Özetleyecek olursak Kuveyt’in 45 senede biriktirdiği ve yaptığı yatırımlardan elde ettiği kazançların toplamı yaklaşık $220 milyar gibi bir rakam imiş. Her sene de buna yaklaşık $10 milyar civarında taze kaynak ekliyormuş. Petrol fiyatlarının yüksek seyrettiği zamanlarda böyle tabii, 2009 yılında muhtemelen daha düşük bir rakamı aktarmışlardır. Ancak görünen o ki bulduğumuz rakamların hiç birisi Kuveyt’in önümüzdeki dönemde “yeni” kaynak olarak $400 milyar gibi bir rakam yaratacağını söylemiyor, ima bile etmiyor. Bu rakamın nereden çıktığını bilemiyorum. Keşke Vahap Munyar Kuveyt gezisine çıkmadan önce internette ufak bir gezinti yapıp bizim yukarıda verdiğimiz bilgileri toplamış olsaydı ve Reisicumhur’dan $400 milyar rakamının nereden ve nasıl geldiğini açıklamasını isteseydi.

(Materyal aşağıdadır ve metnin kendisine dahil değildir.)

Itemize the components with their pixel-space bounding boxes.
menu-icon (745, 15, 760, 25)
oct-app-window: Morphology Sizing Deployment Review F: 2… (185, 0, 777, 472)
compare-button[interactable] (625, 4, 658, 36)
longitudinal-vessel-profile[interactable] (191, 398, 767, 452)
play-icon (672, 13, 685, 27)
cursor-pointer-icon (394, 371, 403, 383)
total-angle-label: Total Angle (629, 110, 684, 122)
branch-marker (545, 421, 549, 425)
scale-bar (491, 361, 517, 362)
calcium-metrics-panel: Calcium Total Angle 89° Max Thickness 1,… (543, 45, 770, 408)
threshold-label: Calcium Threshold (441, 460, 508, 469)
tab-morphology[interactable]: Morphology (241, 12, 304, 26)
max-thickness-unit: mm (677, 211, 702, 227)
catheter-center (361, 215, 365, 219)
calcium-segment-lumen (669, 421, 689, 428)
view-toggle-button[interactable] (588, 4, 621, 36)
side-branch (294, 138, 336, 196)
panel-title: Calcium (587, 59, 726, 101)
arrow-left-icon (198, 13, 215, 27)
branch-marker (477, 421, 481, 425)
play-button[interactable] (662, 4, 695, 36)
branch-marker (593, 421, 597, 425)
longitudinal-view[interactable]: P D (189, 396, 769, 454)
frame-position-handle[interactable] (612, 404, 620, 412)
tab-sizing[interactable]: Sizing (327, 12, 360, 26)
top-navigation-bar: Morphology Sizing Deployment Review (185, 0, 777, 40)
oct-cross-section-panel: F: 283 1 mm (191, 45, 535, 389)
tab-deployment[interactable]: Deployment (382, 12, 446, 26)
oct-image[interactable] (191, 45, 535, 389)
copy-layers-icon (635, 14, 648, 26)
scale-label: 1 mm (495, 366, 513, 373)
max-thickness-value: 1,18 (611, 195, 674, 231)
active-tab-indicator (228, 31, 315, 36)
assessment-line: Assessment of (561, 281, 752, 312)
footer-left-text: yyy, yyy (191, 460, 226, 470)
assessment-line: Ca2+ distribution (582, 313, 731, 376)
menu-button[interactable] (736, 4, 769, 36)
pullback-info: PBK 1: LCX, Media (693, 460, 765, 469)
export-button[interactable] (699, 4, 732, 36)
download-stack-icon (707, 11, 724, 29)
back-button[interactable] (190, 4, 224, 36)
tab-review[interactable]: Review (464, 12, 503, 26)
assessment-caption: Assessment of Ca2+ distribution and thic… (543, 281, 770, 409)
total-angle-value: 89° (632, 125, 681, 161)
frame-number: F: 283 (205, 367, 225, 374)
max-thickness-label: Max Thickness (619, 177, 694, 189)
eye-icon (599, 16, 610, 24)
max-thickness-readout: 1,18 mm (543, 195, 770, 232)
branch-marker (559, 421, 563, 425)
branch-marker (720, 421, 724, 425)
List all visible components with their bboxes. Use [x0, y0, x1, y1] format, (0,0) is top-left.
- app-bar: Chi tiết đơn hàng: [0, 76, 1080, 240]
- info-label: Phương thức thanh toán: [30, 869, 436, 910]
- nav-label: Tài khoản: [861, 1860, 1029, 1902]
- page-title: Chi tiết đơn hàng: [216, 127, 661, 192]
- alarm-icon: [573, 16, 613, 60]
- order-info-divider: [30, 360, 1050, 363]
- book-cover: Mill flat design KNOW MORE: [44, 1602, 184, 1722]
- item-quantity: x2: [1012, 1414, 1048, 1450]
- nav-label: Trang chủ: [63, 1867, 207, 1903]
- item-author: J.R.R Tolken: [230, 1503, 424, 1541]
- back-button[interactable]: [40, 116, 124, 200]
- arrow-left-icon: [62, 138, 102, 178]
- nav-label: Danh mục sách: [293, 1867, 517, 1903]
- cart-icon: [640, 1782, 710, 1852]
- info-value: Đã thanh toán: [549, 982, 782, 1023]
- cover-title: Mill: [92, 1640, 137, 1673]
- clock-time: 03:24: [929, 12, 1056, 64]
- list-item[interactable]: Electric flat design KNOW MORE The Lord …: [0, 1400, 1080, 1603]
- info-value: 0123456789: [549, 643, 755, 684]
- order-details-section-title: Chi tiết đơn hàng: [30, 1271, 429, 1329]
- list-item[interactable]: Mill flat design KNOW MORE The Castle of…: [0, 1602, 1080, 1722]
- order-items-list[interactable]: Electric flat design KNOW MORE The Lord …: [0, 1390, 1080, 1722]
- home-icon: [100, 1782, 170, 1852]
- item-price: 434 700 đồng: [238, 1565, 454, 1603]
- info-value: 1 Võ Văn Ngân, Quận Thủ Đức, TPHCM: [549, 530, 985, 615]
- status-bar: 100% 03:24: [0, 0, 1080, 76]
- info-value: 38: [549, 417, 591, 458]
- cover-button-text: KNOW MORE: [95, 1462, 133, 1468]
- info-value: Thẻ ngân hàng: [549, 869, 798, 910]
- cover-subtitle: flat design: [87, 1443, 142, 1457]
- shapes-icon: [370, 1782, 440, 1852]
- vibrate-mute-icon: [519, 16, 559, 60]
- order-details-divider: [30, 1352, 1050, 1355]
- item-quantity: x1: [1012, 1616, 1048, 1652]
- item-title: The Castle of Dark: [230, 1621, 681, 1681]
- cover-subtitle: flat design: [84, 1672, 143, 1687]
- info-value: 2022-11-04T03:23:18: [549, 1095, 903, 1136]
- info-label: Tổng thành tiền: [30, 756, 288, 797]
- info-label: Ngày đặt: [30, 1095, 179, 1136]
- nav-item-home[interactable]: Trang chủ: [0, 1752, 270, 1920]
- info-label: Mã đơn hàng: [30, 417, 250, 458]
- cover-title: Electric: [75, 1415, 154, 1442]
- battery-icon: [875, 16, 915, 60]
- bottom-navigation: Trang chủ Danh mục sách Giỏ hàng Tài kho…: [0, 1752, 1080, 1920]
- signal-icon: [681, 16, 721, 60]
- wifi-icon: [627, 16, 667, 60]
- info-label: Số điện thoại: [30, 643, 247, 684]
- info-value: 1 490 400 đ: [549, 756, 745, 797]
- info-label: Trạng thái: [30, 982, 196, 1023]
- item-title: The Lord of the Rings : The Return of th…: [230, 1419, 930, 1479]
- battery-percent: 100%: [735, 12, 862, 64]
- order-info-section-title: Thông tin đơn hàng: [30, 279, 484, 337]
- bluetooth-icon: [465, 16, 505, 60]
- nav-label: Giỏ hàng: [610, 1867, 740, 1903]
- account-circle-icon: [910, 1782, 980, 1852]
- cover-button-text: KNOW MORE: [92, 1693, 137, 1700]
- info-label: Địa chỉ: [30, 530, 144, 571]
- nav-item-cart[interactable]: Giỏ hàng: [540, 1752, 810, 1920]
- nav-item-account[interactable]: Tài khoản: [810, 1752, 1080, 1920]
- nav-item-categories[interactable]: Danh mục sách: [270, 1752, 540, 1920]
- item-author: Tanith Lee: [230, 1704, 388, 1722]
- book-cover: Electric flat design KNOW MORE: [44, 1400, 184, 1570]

Ben bu rakamlardan ne anladığımı söyleyeyim. Kuveyt Yatırım Fonunun eline her sene yeniden yatırım yapabileceği $20-25 milyar arasında yeni fon geçmektedir (bunlar ellerine geçen kar payları, faizler, ve fona aktarılan petrol gelirleridir). Profesyonel yöneticiler tarafından yönetilmekte olan bu fonlardan ise Türkiye’ye gelecek miktar $2-3 milyarı geçmez. Çin ve Hindistan gibi şimdiki kriz ortamında dahi %9 hızlarla büyüyen ve her biri 1 milyardan fazla tüketiciye sahip ülkelere yatırım yapmak Türkiye gibi kriz ortamında %6 küçülmüş, ortalamada da %4 civarında bir hızla büyüyen vasat bir ekonomiye yatırım yapmaktan daha cazip değil midir? Yapacakları yatırım da doğrudan sermaye girişi olmayacak, büyük olasılıkla muhafazakar davranıp bir kaç yıl vadeli devlet tahvili almaktan öteye geçmeyecektir. Yine de bu burun kıvırılacak bir fırsat değildir, nerede sermaye varsa oradan ülkemize aktarmanın bir yolunu bulmamız gerekir. Ancak Kuveyt’ten gelebilecek $2-3 milyar için IMF ile anlaşmayı savsaklamak ve ertelemek ülkemizin ihtiyacı olan istihdamı ertelemekten başka bir anlama gelmemektedir..
2 Yorum Var.:
adamlar gelecek kusaklari dusunup uzun vadeli plan yaptiklarina gore, muhtemelen onumuzdeki donemden kasit 20-30 senelik bir donem. 400 milyar dolar da o surede yapilacak yatirimlarin toplami olsa gerek. o zaman hesap tutuyor.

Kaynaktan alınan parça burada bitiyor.